“Sejarah menyisakan banyak hal, begitulah kiranya. Orang bijak bilang sejarah memberikan pelajaran, menawarkan alternatif kebijakan. Yang buruk dari masa silam dibenamkan, yang baik ditegakkan. Jangan menengok pada yang buram karena masa mendatang memerlukan obor terang. Sejarah adalah serupa tetumbuhan makna, kita ditantang merawatnya agar kehidupan tidak lantas menjadi pasak-pasak dengan pucuk yang sarat beban hingga kita mungkin saja tergopoh memikulnya. ”
“Babad-babad klasik mengajarkannya pada kita; melalui sabda pendit serta fatwa resi-resi nan bijaksana. Tambo mengisahkan buramnya masa silam agar kita tak kembali terperosok dalam hitam yang serupa.”
-Albert Camus, et.al-
Setiap orang punya sejarahnya masing-masing, benar bukan? Sejarah yang berupa kegagalan dalam memperjuangkan sesuatu seringkali menjadi ‘momok’ dalam diri seseorang sehingga berpengaruh terhadap kepercayaan diri untuk bermimpi besar. Pernah gk sih kamu takut bermimpi besar? Jadi presiden, atau menjadi ilmuwan dunia, atau menjadi artis mungkin, atau mimpi besar lainnya? Saya pernah. Saya takut jika saya gagal. Saya takut impian besar tersebut justru akan menghancurkan diri saya sendiri. Saya takut impian besar tersebut justru membawa dampak buruk bagi orang-orang di sekitar saya. Saya sempat takut tidak dapat meraih impian yang sudah ditargetkan sejak awal, sehingga demi menghindari hal tersebut saya hanya menargetkan impian-impian kecil. Itu saya lakukan semata-mata untuk memastikan bahwa impian tersebut dapat saya raih dengan mudah, tak perlu bersusah payah. Namun seiring berjalannya waktu, saya menyadari bahwa perbedaan antara orang biasa dan orang sukses yakni orang biasa takut akan kegagalan.
Jika kita bersedia meluangkan waktu sejenak setiap harinya, kita dapat menjadikan waktu tersebut untuk mengintrospeksi diri. Mempertanyakan tentang: Apa yang selama ini saya alami? Apa yang selama ini saya lakukan? Hingga akhirnya kita akan menyadari bahwa momen demi momen tersebut saling terjalin satu sama lain. Connecting The Dots, rasanya ungkapan Steve Jobs dalam pidatonya di Stanford University beberapa tahun lalu tersebut sangat tepat untuk menggambarkan apa yang kita alami dalam kehidupan ini. Hal-hal kecil yang dulu kita putuskan untuk lakukan, pada akhirnya berdampak besar terhadap kondisi diri kita saat ini. Hal-hal sederhana yang dulu hanya ada di dalam pikiran, pada akhirnya benar-benar terjadi saat ini.

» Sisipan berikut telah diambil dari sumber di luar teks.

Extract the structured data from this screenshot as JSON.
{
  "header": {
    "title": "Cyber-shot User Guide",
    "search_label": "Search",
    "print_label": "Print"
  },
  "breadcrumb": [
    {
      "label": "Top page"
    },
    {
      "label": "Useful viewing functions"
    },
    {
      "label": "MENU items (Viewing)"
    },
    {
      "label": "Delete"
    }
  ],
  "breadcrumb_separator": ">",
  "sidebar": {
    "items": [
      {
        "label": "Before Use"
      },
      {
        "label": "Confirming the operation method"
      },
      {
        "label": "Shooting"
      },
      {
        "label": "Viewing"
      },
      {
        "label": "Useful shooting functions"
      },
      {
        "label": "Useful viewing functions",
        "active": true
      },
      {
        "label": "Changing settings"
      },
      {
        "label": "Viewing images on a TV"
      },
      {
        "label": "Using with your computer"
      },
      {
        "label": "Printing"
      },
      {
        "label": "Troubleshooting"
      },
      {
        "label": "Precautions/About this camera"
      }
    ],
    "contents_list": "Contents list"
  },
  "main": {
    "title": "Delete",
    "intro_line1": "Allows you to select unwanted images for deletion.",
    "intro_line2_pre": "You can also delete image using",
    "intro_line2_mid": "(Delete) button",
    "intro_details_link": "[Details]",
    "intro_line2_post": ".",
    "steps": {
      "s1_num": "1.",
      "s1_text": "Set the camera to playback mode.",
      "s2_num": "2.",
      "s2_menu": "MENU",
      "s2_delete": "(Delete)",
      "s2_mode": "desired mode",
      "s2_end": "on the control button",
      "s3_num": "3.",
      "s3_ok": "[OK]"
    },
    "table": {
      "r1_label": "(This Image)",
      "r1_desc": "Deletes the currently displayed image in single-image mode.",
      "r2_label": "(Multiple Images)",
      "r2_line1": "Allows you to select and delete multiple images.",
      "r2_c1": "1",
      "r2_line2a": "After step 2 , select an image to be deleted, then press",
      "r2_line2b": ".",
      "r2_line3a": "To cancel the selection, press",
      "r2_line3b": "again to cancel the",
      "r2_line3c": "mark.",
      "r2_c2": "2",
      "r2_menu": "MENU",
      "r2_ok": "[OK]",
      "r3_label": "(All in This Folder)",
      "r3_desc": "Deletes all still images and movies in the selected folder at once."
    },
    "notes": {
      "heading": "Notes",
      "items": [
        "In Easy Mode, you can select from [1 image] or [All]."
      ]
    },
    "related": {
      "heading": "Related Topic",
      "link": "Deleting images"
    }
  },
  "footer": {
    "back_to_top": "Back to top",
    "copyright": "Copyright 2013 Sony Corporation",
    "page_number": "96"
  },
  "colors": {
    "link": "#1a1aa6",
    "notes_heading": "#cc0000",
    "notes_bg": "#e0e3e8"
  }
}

Hal tersebut mengingatkan saya pada tulisan Rhonda Byrne dan kawan-kawannya dalam buku The Secret bahwa ‘kamu bisa mendapatkan semua hal yang kamu inginkan dan semua itu bermula dari hal yang ada di dalam pikiranmu’. Menurut mereka ada tiga hal yang harus kita lakukan untuk mendapatkan hal yang kita inginkan:
- Ask. Kita perlu tahu dan menanyakan kepada diri kita sendiri, apa yang sebenarnya kita inginkan? Kemudian mintalah kepada diri kita untuk mendapatkan hal tersebut.
- Believe. Kita perlu percaya bahwa hal yang kita inginkan tersebut ‘telah’ jadi milik kita meskipun kita belum meraihnya.

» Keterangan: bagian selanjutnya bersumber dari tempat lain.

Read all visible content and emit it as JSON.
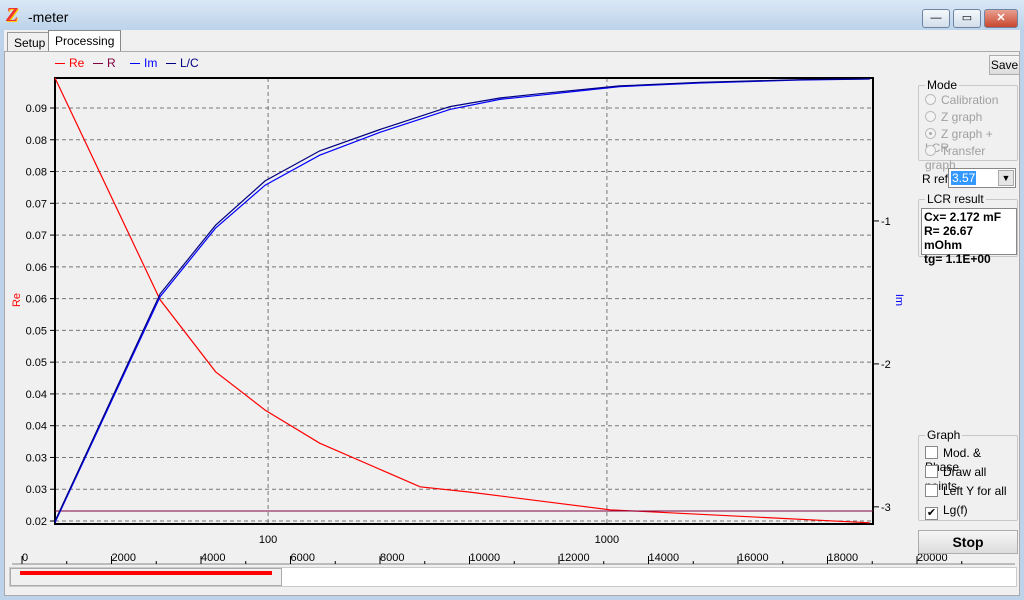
{
  "window": {
    "title": "-meter",
    "icon": "z-logo-icon",
    "minimize": "—",
    "maximize": "▭",
    "close": "✕"
  },
  "tabs": [
    {
      "label": "Setup"
    },
    {
      "label": "Processing",
      "active": true
    }
  ],
  "toolbar": {
    "save_label": "Save"
  },
  "mode": {
    "label": "Mode",
    "options": [
      {
        "label": "Calibration",
        "selected": false
      },
      {
        "label": "Z graph",
        "selected": false
      },
      {
        "label": "Z graph + LCR",
        "selected": true
      },
      {
        "label": "Transfer graph",
        "selected": false
      }
    ]
  },
  "rref": {
    "label": "R ref",
    "value": "3.57"
  },
  "lcr": {
    "label": "LCR result",
    "lines": [
      "Cx= 2.172 mF",
      "R= 26.67 mOhm",
      "tg= 1.1E+00"
    ]
  },
  "graph": {
    "label": "Graph",
    "options": [
      {
        "label": "Mod. & Phase",
        "checked": false
      },
      {
        "label": "Draw all points",
        "checked": false
      },
      {
        "label": "Left Y for all",
        "checked": false
      },
      {
        "label": "Lg(f)",
        "checked": true
      }
    ]
  },
  "stop_label": "Stop",
  "progress": {
    "scale_ticks": [
      "0",
      "2000",
      "4000",
      "6000",
      "8000",
      "10000",
      "12000",
      "14000",
      "16000",
      "18000",
      "20000"
    ],
    "value": 5800,
    "max": 20000,
    "color": "#ff0000"
  },
  "chart_data": {
    "type": "line",
    "legend": [
      {
        "name": "Re",
        "color": "#ff0000"
      },
      {
        "name": "R",
        "color": "#800040"
      },
      {
        "name": "Im",
        "color": "#0000ff"
      },
      {
        "name": "L/C",
        "color": "#000080"
      }
    ],
    "legend_placement": "top-left",
    "ylabel_left": "Re",
    "ylabel_right": "Im",
    "x_scale": "log",
    "xlim": [
      23.5,
      6100
    ],
    "x_ticks": [
      "100",
      "1000"
    ],
    "ylim_left": [
      0.0195,
      0.0951
    ],
    "y_left_ticks": [
      "0.09",
      "0.08",
      "0.08",
      "0.07",
      "0.07",
      "0.06",
      "0.06",
      "0.05",
      "0.05",
      "0.04",
      "0.04",
      "0.03",
      "0.03",
      "0.02"
    ],
    "ylim_right": [
      -3.12,
      0
    ],
    "y_right_ticks": [
      "-1",
      "-2",
      "-3"
    ],
    "grid": true,
    "series": [
      {
        "name": "Re",
        "axis": "left",
        "color": "#ff0000",
        "x": [
          23.5,
          48,
          70,
          98,
          142,
          281,
          394,
          1020,
          5970
        ],
        "y": [
          0.0951,
          0.0575,
          0.0453,
          0.0388,
          0.0332,
          0.0258,
          0.0249,
          0.0219,
          0.0197
        ]
      },
      {
        "name": "R",
        "axis": "left",
        "color": "#800040",
        "x": [
          23.5,
          6100
        ],
        "y": [
          0.0217,
          0.0217
        ]
      },
      {
        "name": "Im",
        "axis": "right",
        "color": "#0000ff",
        "x": [
          23.5,
          48,
          70,
          98,
          142,
          214,
          344,
          483,
          635,
          1090,
          1880,
          3700,
          5970
        ],
        "y": [
          -3.11,
          -1.53,
          -1.05,
          -0.75,
          -0.54,
          -0.38,
          -0.22,
          -0.15,
          -0.12,
          -0.06,
          -0.035,
          -0.014,
          -0.007
        ]
      },
      {
        "name": "L/C",
        "axis": "right",
        "color": "#000080",
        "x": [
          23.5,
          48,
          70,
          98,
          142,
          214,
          344,
          483,
          635,
          1090,
          1880,
          3700,
          5970
        ],
        "y": [
          -3.1,
          -1.51,
          -1.03,
          -0.72,
          -0.51,
          -0.36,
          -0.2,
          -0.14,
          -0.11,
          -0.055,
          -0.03,
          -0.012,
          -0.006
        ]
      }
    ]
  }
}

- Receive. Rasakanlah bahwa kita senang ‘telah’ mendapatkannya.
Tidak mengapa jika diri kita saat ini masih jauh dari impian yang sudah kita tentukan, sadari dan akui jika memang impian tersebut masih jauh untuk digapai. Sadari dan akui hal tersebut agar kita tergerak untuk mulai mengejar impian-impian kita, mulai dari hal-hal kecil. Jangan pernah takut untuk memimpikan sesuatu hal. Sir Richard Branson dalam bukunya yang berjudul Screw It, Let’s Do It, mengatakan “Apapun goal kamu, kamu tidak akan bisa sukses kecuali kamu melepaskan rasa takutmu dan ‘terbang’.” Beliau juga mengatakan “Believe in yourself. You can do it.” Bagi saya sebagai seorang muslim, ucapan beliau perlu ditambahkan menjadi “Believe in yourself. Believe in Allah. You can do it.”
Referensi:
Boen, Billy. 2016. Young On Top: New Edition. 35 Kunci Sukses di Usia Muda. Yogyakarta:
Penerbit B First.
Camus, Albert, et.al. 2018. Menulis Itu Indah: Pengalaman Para Penulis Dunia. Diterjemahkan
oleh: Adhe. Yogyakarta: Immortal Publishing & Octopus.